“Considero la sicurezza uno dei primi
doveri dello Stato. Non perché sia l’unico ma perché da quel
dovere dipende la credibilità stessa delle istituzioni”. Lo
scrive il vicepremier della Lega Matteo Salvini in un intervento
su Avvenire.
“I dati sono indispensabili ma non bastano a ridurre una
percezione diffusa di insicurezza e di paura. Per il mio ruolo
incontro ogni giorno persone in tutta Italia e la domanda di
sicurezza attraversa il Paese.
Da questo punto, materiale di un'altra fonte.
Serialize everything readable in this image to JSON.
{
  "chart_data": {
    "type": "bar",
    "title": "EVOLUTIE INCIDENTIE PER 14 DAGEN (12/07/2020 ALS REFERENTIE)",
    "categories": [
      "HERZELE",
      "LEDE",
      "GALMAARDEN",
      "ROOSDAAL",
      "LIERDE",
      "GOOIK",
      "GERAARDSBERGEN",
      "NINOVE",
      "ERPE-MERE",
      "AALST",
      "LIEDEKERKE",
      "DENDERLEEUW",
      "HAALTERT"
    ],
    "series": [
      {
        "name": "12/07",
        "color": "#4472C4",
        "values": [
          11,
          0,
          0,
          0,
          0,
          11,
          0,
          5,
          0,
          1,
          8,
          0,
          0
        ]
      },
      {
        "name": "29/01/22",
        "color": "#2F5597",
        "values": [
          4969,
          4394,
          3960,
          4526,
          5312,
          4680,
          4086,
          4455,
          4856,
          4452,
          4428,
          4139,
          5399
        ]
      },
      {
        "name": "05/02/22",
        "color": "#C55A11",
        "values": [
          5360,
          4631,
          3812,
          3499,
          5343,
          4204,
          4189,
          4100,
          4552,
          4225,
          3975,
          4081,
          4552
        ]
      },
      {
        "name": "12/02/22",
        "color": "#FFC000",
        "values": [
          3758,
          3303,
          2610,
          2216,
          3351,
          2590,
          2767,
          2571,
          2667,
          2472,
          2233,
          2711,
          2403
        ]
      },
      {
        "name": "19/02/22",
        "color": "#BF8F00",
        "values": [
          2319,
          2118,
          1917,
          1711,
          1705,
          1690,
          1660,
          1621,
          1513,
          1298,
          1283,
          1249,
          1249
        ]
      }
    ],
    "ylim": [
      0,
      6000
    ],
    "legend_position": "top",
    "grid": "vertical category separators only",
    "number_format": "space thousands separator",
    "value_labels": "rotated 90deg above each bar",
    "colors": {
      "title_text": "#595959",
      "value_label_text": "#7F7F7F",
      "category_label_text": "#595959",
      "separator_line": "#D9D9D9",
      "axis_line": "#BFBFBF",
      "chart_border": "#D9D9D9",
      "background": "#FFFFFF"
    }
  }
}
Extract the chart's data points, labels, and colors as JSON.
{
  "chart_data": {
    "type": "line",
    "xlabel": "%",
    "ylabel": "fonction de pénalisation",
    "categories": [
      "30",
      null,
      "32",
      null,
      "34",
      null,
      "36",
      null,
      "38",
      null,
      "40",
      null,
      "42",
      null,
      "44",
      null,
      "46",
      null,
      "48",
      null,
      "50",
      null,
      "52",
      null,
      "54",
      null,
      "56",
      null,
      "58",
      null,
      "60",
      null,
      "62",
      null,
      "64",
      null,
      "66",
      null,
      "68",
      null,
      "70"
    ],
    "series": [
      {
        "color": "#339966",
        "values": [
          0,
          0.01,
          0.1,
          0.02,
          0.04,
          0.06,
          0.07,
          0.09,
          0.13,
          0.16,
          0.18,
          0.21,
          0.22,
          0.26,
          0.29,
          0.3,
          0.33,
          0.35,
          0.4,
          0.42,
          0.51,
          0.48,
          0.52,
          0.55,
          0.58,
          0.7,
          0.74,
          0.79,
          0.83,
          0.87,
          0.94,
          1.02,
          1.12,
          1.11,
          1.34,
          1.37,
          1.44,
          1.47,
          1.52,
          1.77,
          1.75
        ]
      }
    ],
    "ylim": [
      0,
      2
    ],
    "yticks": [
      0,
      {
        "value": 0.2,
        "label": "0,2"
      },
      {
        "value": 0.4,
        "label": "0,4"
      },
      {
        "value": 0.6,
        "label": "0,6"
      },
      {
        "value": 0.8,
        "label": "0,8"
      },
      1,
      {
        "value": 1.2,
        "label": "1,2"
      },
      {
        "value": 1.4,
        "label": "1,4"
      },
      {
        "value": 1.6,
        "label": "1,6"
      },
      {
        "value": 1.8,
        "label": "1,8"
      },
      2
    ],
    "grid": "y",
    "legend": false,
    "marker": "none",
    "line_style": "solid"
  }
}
E’ ancora più forte dove i
redditi sono più bassi e i bisogni più ampi”, spiega Salvini che
sottolinea l’importanza di “investire nel presidio e nella
prevenzione”. Ancora: “Un Paese ha il dovere di sapere chi entra
nel proprio territorio, di far rispettare le proprie leggi e di
contrastare ogni forma di illegalità che prospera
nell’irregolarità – spiega -. Governare l’immigrazione significa
scegliere”, “privilegiare l’accoglienza e l’integrazione di
donne e uomini che arrivano dai Paesi di religione cristiana,
pronti a rispettare il nostro modo di vivere lontani
dall’arroganza e dalla volontà di sopraffazione” che
“l’estremismo islamico porta avanti in tutta Europa”.